The "6 Bond Nigiri" set is $28, compared with the Sashimi Sextet for $26 (featuring blue fin tataki, snapper, kanpachi, octopus, salmon tartare, live Maine lobster) and the Seared Belly Quartet for $20 (this comes with otoro, yellowtail, salmon and snapper).
The "6 Bond Nigiri" showcases otoro with caviar, gold flake and fresh wasabi; shima aji (striped jack) with chili daikon and green onion; salmon with kombu; fluke with shiso and plum sauce; Maine lobster served gunkan-style with seaweed wrapped around it; and scallop with a sliver of green olive on top. (Normally this set comes with sweet shrimp instead of Maine lobster, but I had asked for a substitution just to try the lobster with the fish selection I preferred.) For a refreshing change of pace, try the Sundried Tomato and Avocado roll with garlic ponzu oil and green tea salt.

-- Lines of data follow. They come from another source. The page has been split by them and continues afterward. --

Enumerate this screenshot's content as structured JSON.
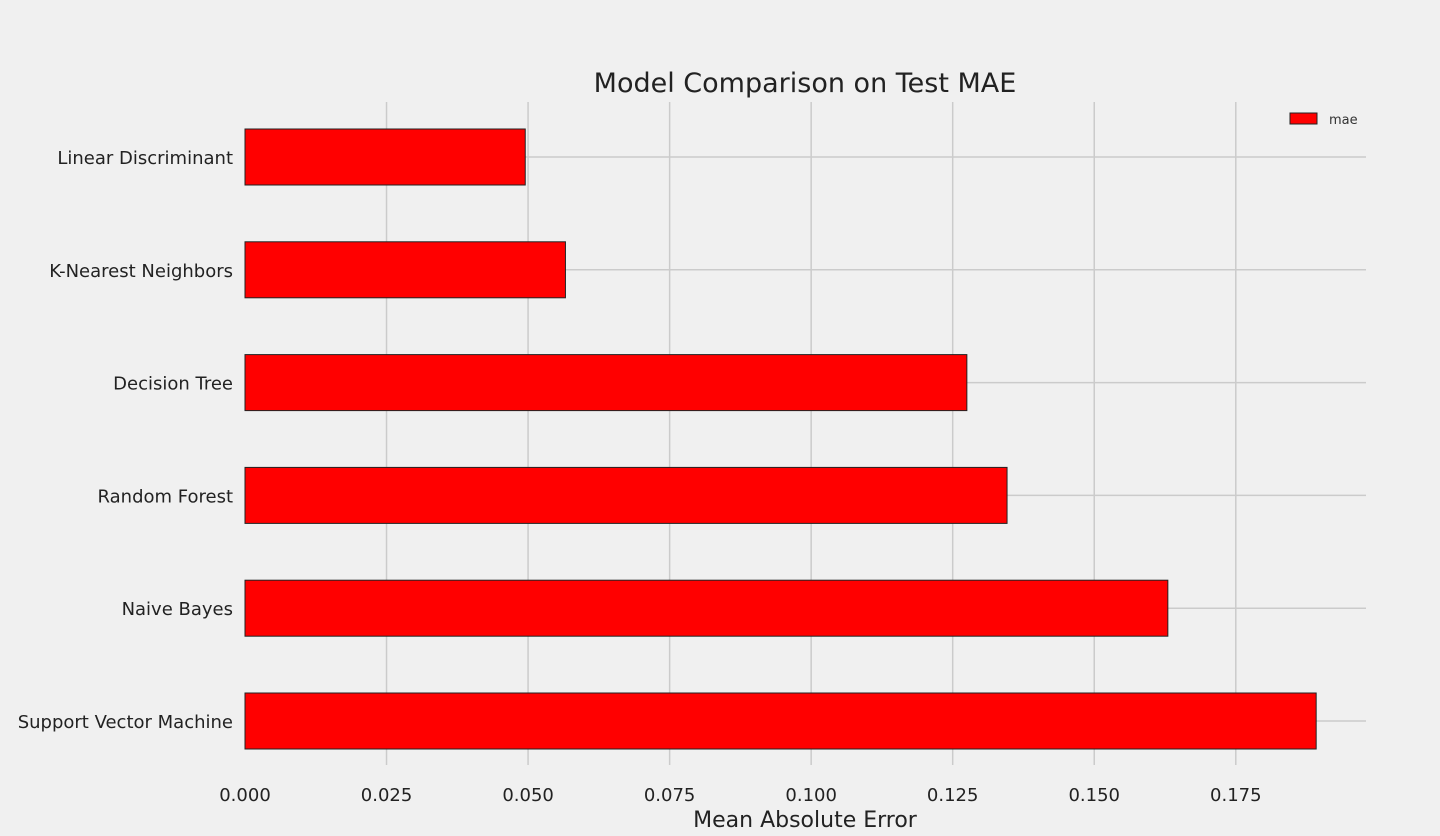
{
  "chart_data": {
    "type": "bar",
    "orientation": "horizontal",
    "title": "Model Comparison on Test MAE",
    "xlabel": "Mean Absolute Error",
    "ylabel": "",
    "xlim": [
      0,
      0.198
    ],
    "xticks": [
      "0.000",
      "0.025",
      "0.050",
      "0.075",
      "0.100",
      "0.125",
      "0.150",
      "0.175"
    ],
    "grid": true,
    "legend_position": "top-right",
    "categories": [
      "Linear Discriminant",
      "K-Nearest Neighbors",
      "Decision Tree",
      "Random Forest",
      "Naive Bayes",
      "Support Vector Machine"
    ],
    "series": [
      {
        "name": "mae",
        "color": "#ff0000",
        "values": [
          0.0495,
          0.0566,
          0.1275,
          0.1346,
          0.163,
          0.1892
        ]
      }
    ]
  }
}
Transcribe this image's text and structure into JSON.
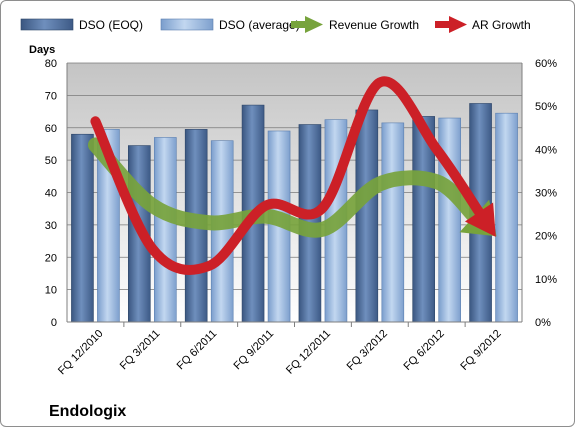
{
  "chart_data": {
    "type": "bar",
    "company_label": "Endologix",
    "y_left_label": "Days",
    "categories": [
      "FQ 12/2010",
      "FQ 3/2011",
      "FQ 6/2011",
      "FQ 9/2011",
      "FQ 12/2011",
      "FQ 3/2012",
      "FQ 6/2012",
      "FQ 9/2012"
    ],
    "ylim_left": [
      0,
      80
    ],
    "yticks_left": [
      "0",
      "10",
      "20",
      "30",
      "40",
      "50",
      "60",
      "70",
      "80"
    ],
    "ylim_right": [
      0,
      60
    ],
    "yticks_right": [
      "0%",
      "10%",
      "20%",
      "30%",
      "40%",
      "50%",
      "60%"
    ],
    "grid": "horizontal",
    "legend_position": "top",
    "series": [
      {
        "name": "DSO (EOQ)",
        "kind": "bar",
        "axis": "left",
        "color": "#4f6d9a",
        "values": [
          58,
          54.5,
          59.5,
          67,
          61,
          65.5,
          63.5,
          67.5
        ]
      },
      {
        "name": "DSO (average)",
        "kind": "bar",
        "axis": "left",
        "color": "#95b4dd",
        "values": [
          59.5,
          57,
          56,
          59,
          62.5,
          61.5,
          63,
          64.5
        ]
      },
      {
        "name": "Revenue Growth",
        "kind": "arrow-line",
        "axis": "right",
        "color": "#77a33c",
        "values": [
          41,
          27,
          23,
          24.5,
          21.5,
          32,
          32.5,
          20.5
        ]
      },
      {
        "name": "AR Growth",
        "kind": "arrow-line",
        "axis": "right",
        "color": "#cc2027",
        "values": [
          46.5,
          17,
          13,
          27,
          26.5,
          55.5,
          40,
          20.5
        ]
      }
    ]
  }
}
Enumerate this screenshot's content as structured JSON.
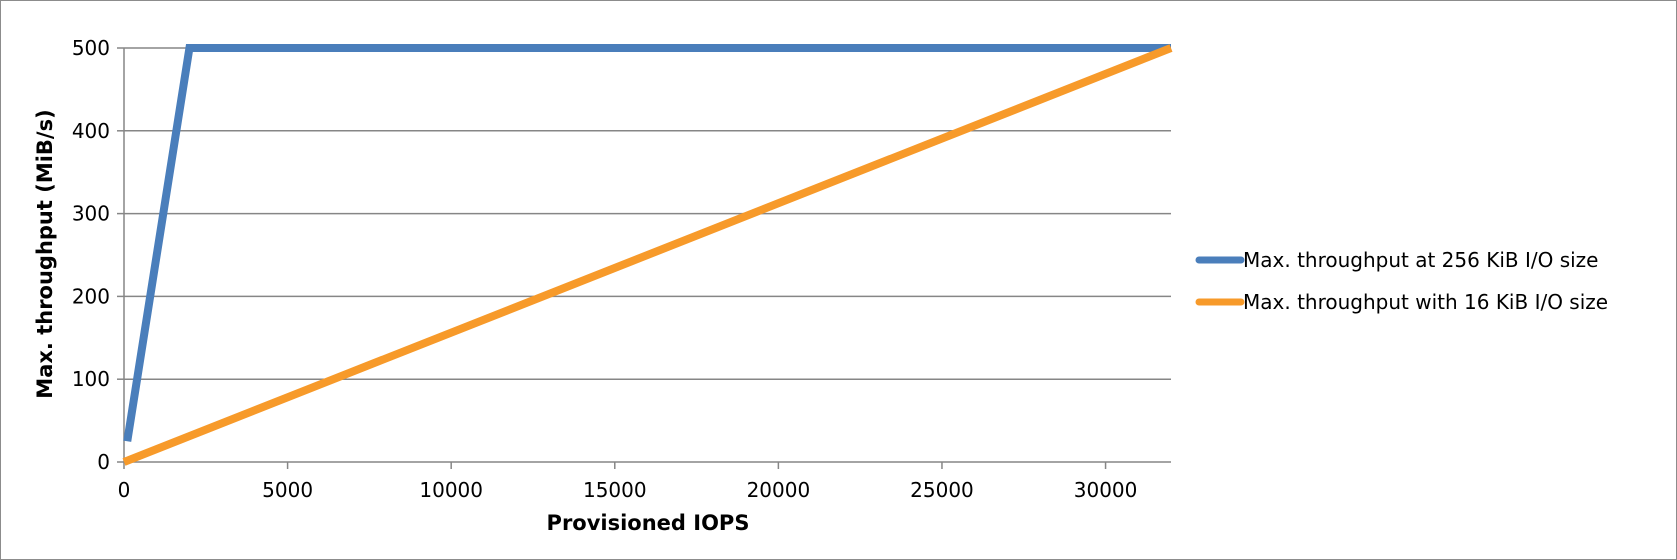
{
  "chart_data": {
    "type": "line",
    "title": "",
    "xlabel": "Provisioned IOPS",
    "ylabel": "Max. throughput (MiB/s)",
    "xlim": [
      0,
      32000
    ],
    "ylim": [
      0,
      500
    ],
    "x_ticks": [
      "0",
      "5000",
      "10000",
      "15000",
      "20000",
      "25000",
      "30000"
    ],
    "y_ticks": [
      "0",
      "100",
      "200",
      "300",
      "400",
      "500"
    ],
    "grid": "horizontal",
    "legend_position": "right",
    "series": [
      {
        "name": "Max. throughput at 256 KiB I/O size",
        "color": "#4a7ebb",
        "points": [
          [
            100,
            25
          ],
          [
            2000,
            500
          ],
          [
            32000,
            500
          ]
        ]
      },
      {
        "name": "Max. throughput with 16 KiB I/O size",
        "color": "#f79a2a",
        "points": [
          [
            0,
            0
          ],
          [
            32000,
            500
          ]
        ]
      }
    ]
  }
}
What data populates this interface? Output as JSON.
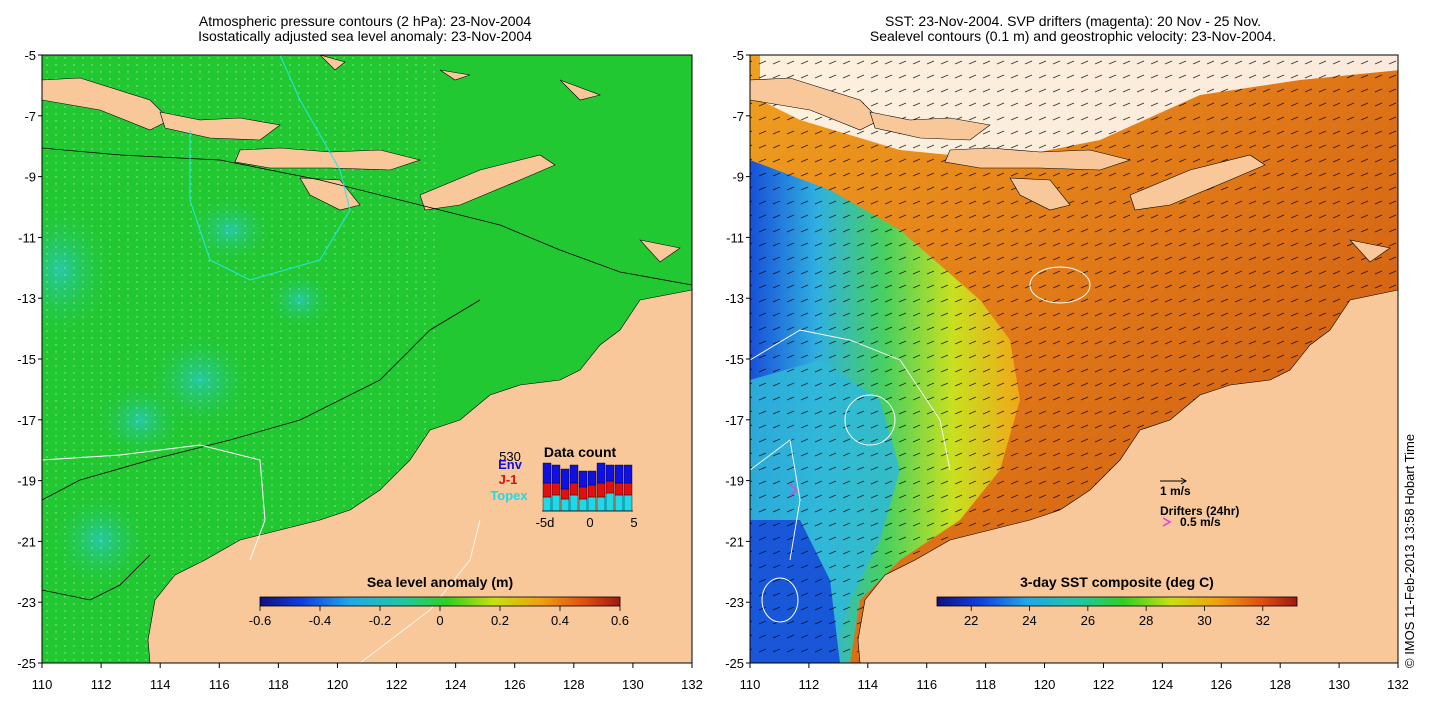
{
  "left_panel": {
    "title_line1": "Atmospheric pressure contours (2 hPa): 23-Nov-2004",
    "title_line2": "Isostatically adjusted sea level anomaly: 23-Nov-2004",
    "colorbar_title": "Sea level anomaly (m)",
    "colorbar_ticks": [
      "-0.6",
      "-0.4",
      "-0.2",
      "0",
      "0.2",
      "0.4",
      "0.6"
    ],
    "data_count": {
      "title": "Data count",
      "max_label": "530",
      "satellites": [
        {
          "name": "Env",
          "color": "#1010e0"
        },
        {
          "name": "J-1",
          "color": "#e01010"
        },
        {
          "name": "Topex",
          "color": "#20d8e8"
        }
      ],
      "x_ticks": [
        "-5d",
        "0",
        "5"
      ]
    }
  },
  "right_panel": {
    "title_line1": "SST: 23-Nov-2004. SVP drifters (magenta): 20 Nov - 25 Nov.",
    "title_line2": "Sealevel contours (0.1 m) and geostrophic velocity: 23-Nov-2004.",
    "colorbar_title": "3-day SST composite (deg C)",
    "colorbar_ticks": [
      "22",
      "24",
      "26",
      "28",
      "30",
      "32"
    ],
    "velocity_scale_label": "1 m/s",
    "drifters_label": "Drifters (24hr)",
    "drifter_scale_label": "0.5 m/s",
    "drifter_color": "#e040e0"
  },
  "axes": {
    "x_ticks": [
      "110",
      "112",
      "114",
      "116",
      "118",
      "120",
      "122",
      "124",
      "126",
      "128",
      "130",
      "132"
    ],
    "y_ticks": [
      "-5",
      "-7",
      "-9",
      "-11",
      "-13",
      "-15",
      "-17",
      "-19",
      "-21",
      "-23",
      "-25"
    ]
  },
  "credit": "© IMOS 11-Feb-2013 13:58 Hobart Time",
  "colors": {
    "land": "#f8c89a",
    "sla_ocean": "#22c832",
    "sst_warm": "#e88218",
    "sst_cool": "#2070e0"
  }
}
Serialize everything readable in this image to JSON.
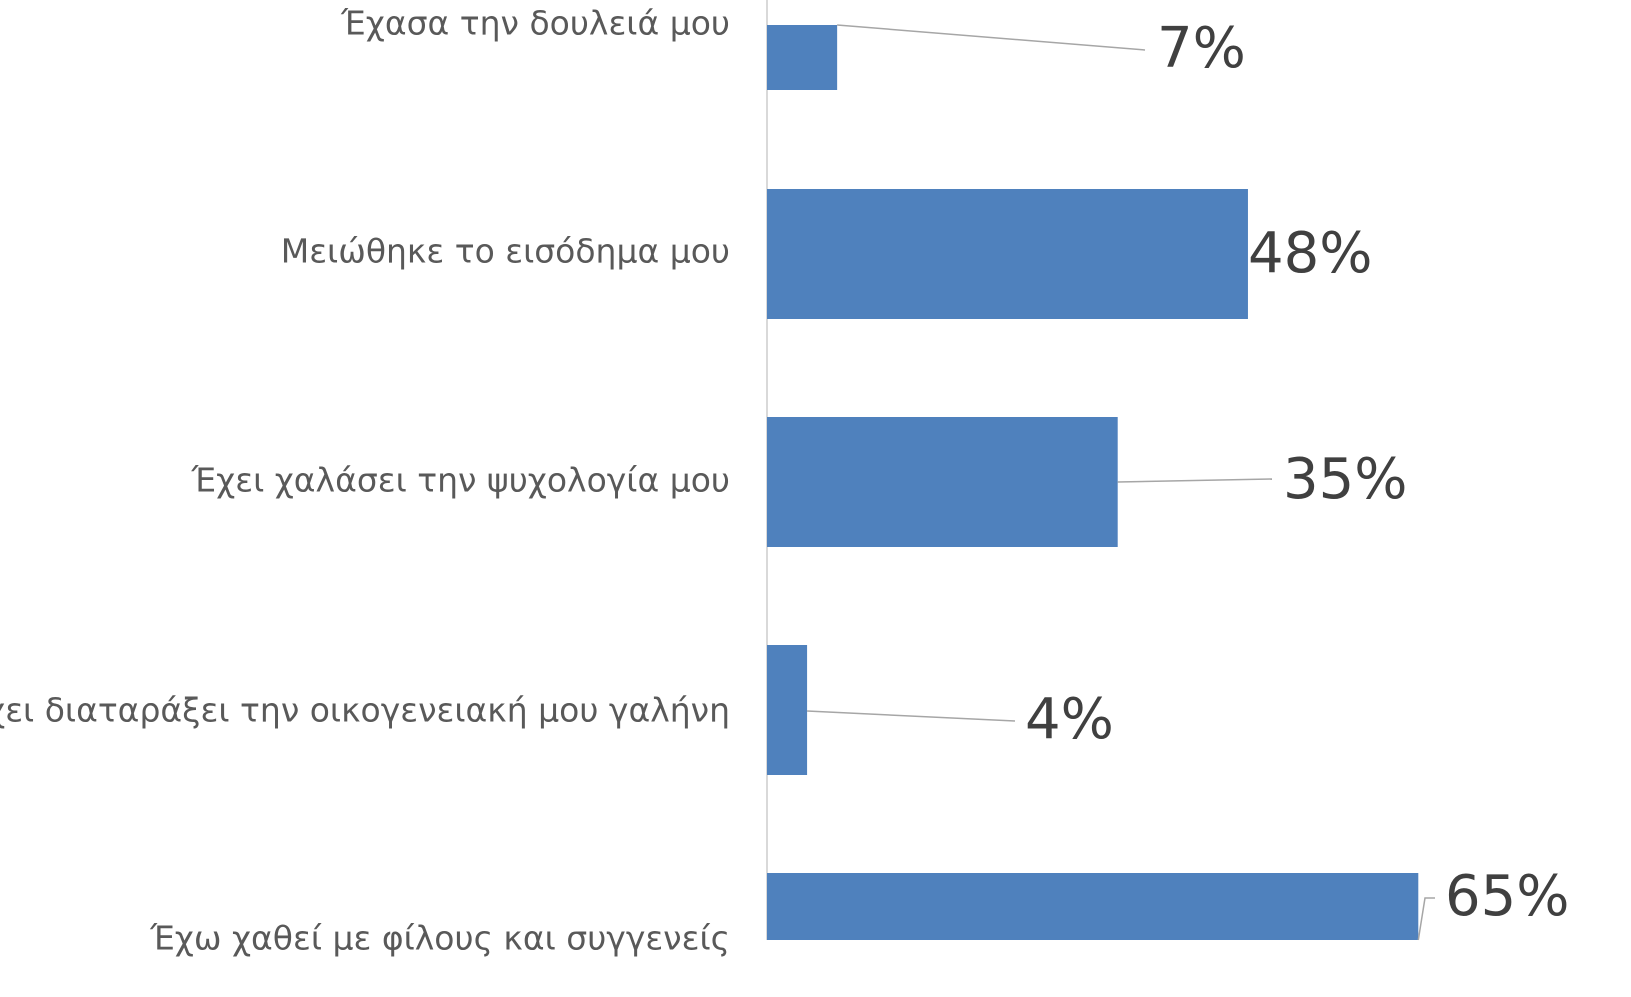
{
  "chart_data": {
    "type": "bar",
    "orientation": "horizontal",
    "categories": [
      "Έχασα την δουλειά μου",
      "Μειώθηκε το εισόδημα μου",
      "Έχει χαλάσει την ψυχολογία μου",
      "Έχει διαταράξει την οικογενειακή μου γαλήνη",
      "Έχω χαθεί με φίλους και συγγενείς"
    ],
    "values": [
      7,
      48,
      35,
      4,
      65
    ],
    "value_labels": [
      "7%",
      "48%",
      "35%",
      "4%",
      "65%"
    ],
    "color": "#4f81bd"
  }
}
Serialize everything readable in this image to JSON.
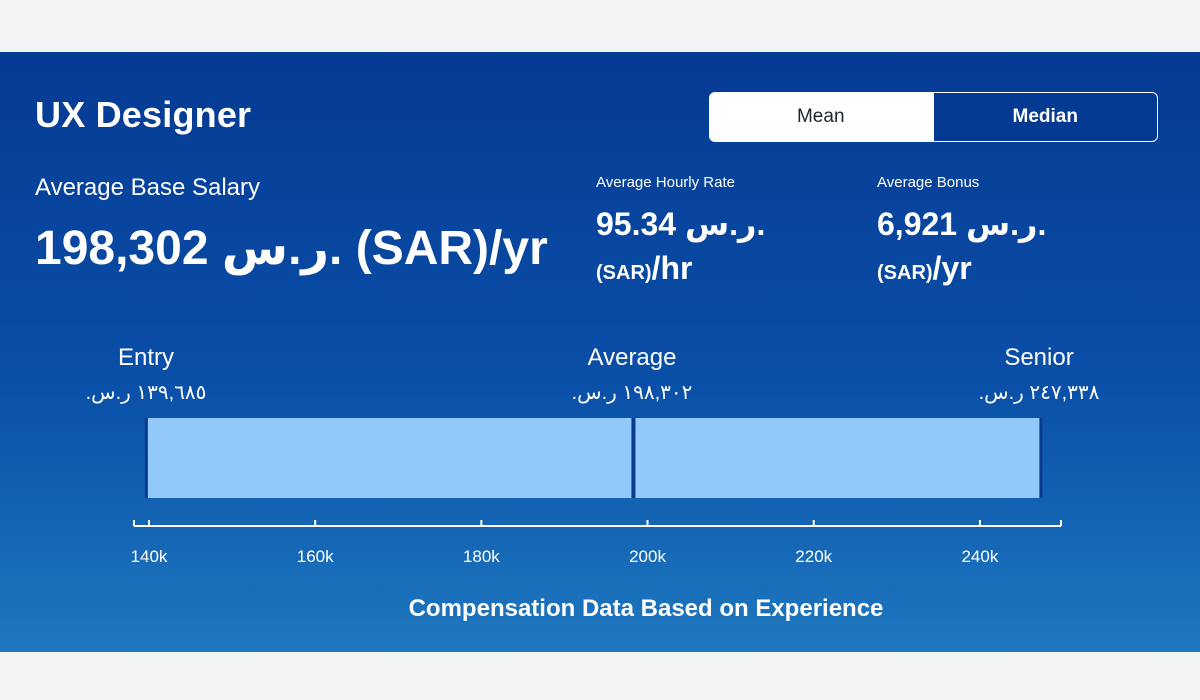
{
  "header": {
    "title": "UX Designer",
    "toggle": {
      "mean_label": "Mean",
      "median_label": "Median",
      "selected": "Mean"
    }
  },
  "stats": {
    "base_label": "Average Base Salary",
    "base_value": "198,302 ر.س. (SAR)/yr",
    "hourly_label": "Average Hourly Rate",
    "hourly_amount": "95.34 ر.س.",
    "hourly_unit": "(SAR)",
    "hourly_per": "/hr",
    "bonus_label": "Average Bonus",
    "bonus_amount": "6,921 ر.س.",
    "bonus_unit": "(SAR)",
    "bonus_per": "/yr"
  },
  "levels": {
    "entry_label": "Entry",
    "entry_value": "١٣٩,٦٨٥ ر.س.",
    "average_label": "Average",
    "average_value": "١٩٨,٣٠٢ ر.س.",
    "senior_label": "Senior",
    "senior_value": "٢٤٧,٣٣٨ ر.س."
  },
  "chart_data": {
    "type": "bar",
    "orientation": "horizontal-range",
    "xlabel": "Compensation Data Based on Experience",
    "xlim": [
      140000,
      250000
    ],
    "ticks": [
      {
        "value": 140000,
        "label": "140k"
      },
      {
        "value": 160000,
        "label": "160k"
      },
      {
        "value": 180000,
        "label": "180k"
      },
      {
        "value": 200000,
        "label": "200k"
      },
      {
        "value": 220000,
        "label": "220k"
      },
      {
        "value": 240000,
        "label": "240k"
      }
    ],
    "range": {
      "min": 139685,
      "average": 198302,
      "max": 247338
    },
    "colors": {
      "bar": "#93c9fa",
      "marker": "#0a3a8f",
      "axis": "#ffffff"
    }
  }
}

Bond St. is about as upscale and spacious as trendy sushi restaurants come. Located in a historic brownstone with a distinctive Soho style, Bond St. boasts three floors–the ground floor, which features the lounge and a sushi bar; the second floor, with a 75-seat dining room and sushi bar; and the third floor, which has a tatami room that can be used for private engagments. The price of reserving this room starts at $200 on a weekday and can go as high as $500 on a weekend, depending on the number of guests in the party.
Unfortunately for Angelenos, the Bond St. sushi bar that had been open in Beverly Hills has closed down, but the one in Miami still stands, and it's been open for more than 10 years. New York's location has been in business for 15 years and is still going strong.